A growth fund’s primary objective is capital appreciation over the medium- to long-term. Investors in growth funds often are willing to pay a high share price because they expect future earnings to be much higher. Growth companies often reinvest earnings in their businesses in order to continue to grow; therefore, they may pay only minimal dividends, if they pay dividends at all. The risk with growth investments is the possibility of overpaying for future growth that may never materialize. Investing in a growth mutual fund allows you to spread your investment over many different companies. A disappointing performance by one company may be offset by the better performance of another.

 

Aggressive growth fund

Often known as capital appreciation funds, aggressive growth funds tend to take greater risk in pursuit of potentially higher returns than ordinary growth funds. For example, an aggressive growth fund might buy initial public offerings of stock from a small start-up or innovative tech company and resell that stock quickly to generate immediate profits. Such companies do not normally pay dividends, and returns are derived almost exclusively from capital appreciation, or growth in share value.
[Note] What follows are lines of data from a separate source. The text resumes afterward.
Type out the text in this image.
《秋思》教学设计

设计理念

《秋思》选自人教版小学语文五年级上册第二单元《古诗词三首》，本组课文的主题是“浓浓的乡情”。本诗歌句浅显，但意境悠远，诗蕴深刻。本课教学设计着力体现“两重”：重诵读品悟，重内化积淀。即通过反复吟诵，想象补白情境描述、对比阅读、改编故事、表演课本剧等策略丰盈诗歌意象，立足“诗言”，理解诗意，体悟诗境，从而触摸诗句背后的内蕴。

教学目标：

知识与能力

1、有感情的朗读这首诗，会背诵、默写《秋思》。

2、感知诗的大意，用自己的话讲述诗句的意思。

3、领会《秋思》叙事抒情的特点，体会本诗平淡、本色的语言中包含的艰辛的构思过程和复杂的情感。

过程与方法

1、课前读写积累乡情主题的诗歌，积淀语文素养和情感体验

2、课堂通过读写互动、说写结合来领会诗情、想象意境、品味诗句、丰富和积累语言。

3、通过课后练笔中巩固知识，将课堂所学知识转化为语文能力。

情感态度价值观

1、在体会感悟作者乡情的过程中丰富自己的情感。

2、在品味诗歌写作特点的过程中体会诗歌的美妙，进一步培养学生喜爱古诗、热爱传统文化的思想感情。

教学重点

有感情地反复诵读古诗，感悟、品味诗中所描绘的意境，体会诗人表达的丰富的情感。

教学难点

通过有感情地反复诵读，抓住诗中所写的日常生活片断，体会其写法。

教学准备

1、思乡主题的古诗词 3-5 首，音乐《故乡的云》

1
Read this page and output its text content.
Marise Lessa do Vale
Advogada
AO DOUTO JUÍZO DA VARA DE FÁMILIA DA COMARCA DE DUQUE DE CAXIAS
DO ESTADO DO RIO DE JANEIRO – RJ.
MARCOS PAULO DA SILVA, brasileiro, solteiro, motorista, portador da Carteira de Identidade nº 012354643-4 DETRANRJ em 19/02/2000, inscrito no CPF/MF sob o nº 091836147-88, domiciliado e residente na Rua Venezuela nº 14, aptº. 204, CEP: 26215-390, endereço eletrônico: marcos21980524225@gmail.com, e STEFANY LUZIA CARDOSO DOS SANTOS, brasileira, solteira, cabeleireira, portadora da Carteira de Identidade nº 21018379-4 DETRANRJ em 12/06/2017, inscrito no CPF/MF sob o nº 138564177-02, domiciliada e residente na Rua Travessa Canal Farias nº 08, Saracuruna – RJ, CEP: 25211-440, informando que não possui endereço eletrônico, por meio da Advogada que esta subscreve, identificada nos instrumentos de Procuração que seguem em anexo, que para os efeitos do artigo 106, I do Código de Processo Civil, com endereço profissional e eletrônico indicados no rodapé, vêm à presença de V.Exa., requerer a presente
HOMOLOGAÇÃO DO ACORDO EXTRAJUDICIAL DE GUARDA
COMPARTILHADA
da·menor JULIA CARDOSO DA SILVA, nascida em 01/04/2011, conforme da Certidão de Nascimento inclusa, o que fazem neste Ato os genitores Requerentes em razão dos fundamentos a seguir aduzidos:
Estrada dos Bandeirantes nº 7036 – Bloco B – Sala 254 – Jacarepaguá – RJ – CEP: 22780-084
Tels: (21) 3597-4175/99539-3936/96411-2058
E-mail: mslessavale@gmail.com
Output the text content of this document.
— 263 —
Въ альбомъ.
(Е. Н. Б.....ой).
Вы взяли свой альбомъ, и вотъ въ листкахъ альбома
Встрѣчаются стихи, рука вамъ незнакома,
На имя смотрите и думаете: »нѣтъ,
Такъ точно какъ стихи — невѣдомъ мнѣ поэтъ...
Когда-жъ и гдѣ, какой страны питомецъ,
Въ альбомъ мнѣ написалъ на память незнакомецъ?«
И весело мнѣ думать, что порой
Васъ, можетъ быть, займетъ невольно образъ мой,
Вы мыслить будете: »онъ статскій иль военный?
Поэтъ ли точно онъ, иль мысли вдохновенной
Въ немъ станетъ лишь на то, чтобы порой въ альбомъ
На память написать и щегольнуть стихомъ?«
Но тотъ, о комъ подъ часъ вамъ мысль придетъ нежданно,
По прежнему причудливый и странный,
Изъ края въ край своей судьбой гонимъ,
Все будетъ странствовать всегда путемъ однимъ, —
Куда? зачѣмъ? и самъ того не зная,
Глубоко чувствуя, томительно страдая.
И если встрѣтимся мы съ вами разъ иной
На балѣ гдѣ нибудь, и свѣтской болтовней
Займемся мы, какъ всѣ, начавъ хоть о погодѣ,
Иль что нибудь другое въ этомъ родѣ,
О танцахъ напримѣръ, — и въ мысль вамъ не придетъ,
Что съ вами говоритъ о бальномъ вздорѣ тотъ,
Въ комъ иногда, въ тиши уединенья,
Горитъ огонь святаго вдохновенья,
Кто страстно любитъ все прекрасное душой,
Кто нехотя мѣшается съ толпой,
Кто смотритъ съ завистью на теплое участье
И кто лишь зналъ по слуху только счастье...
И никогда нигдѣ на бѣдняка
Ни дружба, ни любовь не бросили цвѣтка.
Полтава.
Aggressive growth funds have the potential to turbo-charge a portfolio, especially when the market is going up. However, the companies in which they invest have a high failure rate and also are normally the ones hardest hit in bear markets. To invest, you need a relatively long time horizon and a high tolerance for volatile returns. Also, the rapid buying and selling of stocks can generate capital gains and losses that may impact your tax liability.

 

Value fund

The primary objective of a value fund is long-term growth. Typically, these funds invest in companies that exhibit certain characteristics such as a stock price that’s low relative to the company’s assets, earnings, or cash flow; products or services that give the company a competitive edge; a quality balance sheet that demonstrates sound financials; high or increasing insider ownership; and strong, forward-thinking management.

 

Equity-income/Growth and income funds

Though they may seem like a hybrid category, both growth and income funds and equity-income funds are actually types of stock funds. An equity-income fund focuses primarily on income from equity (dividends from common, preferred, or convertible stock) rather than bonds. Equity-income fund tends to invest in stocks of companies that have a history of regular dividend payments.

A growth and income fund is likely to invest in stocks that pay substantial dividends but that also are considered growth companies. It may combine growth stocks with other stocks whose primary attraction is the dividends they pay. Because income is a key part of such funds’ objective and can help counteract the volatility of stock values, both categories are generally considered less aggressive than a growth fund.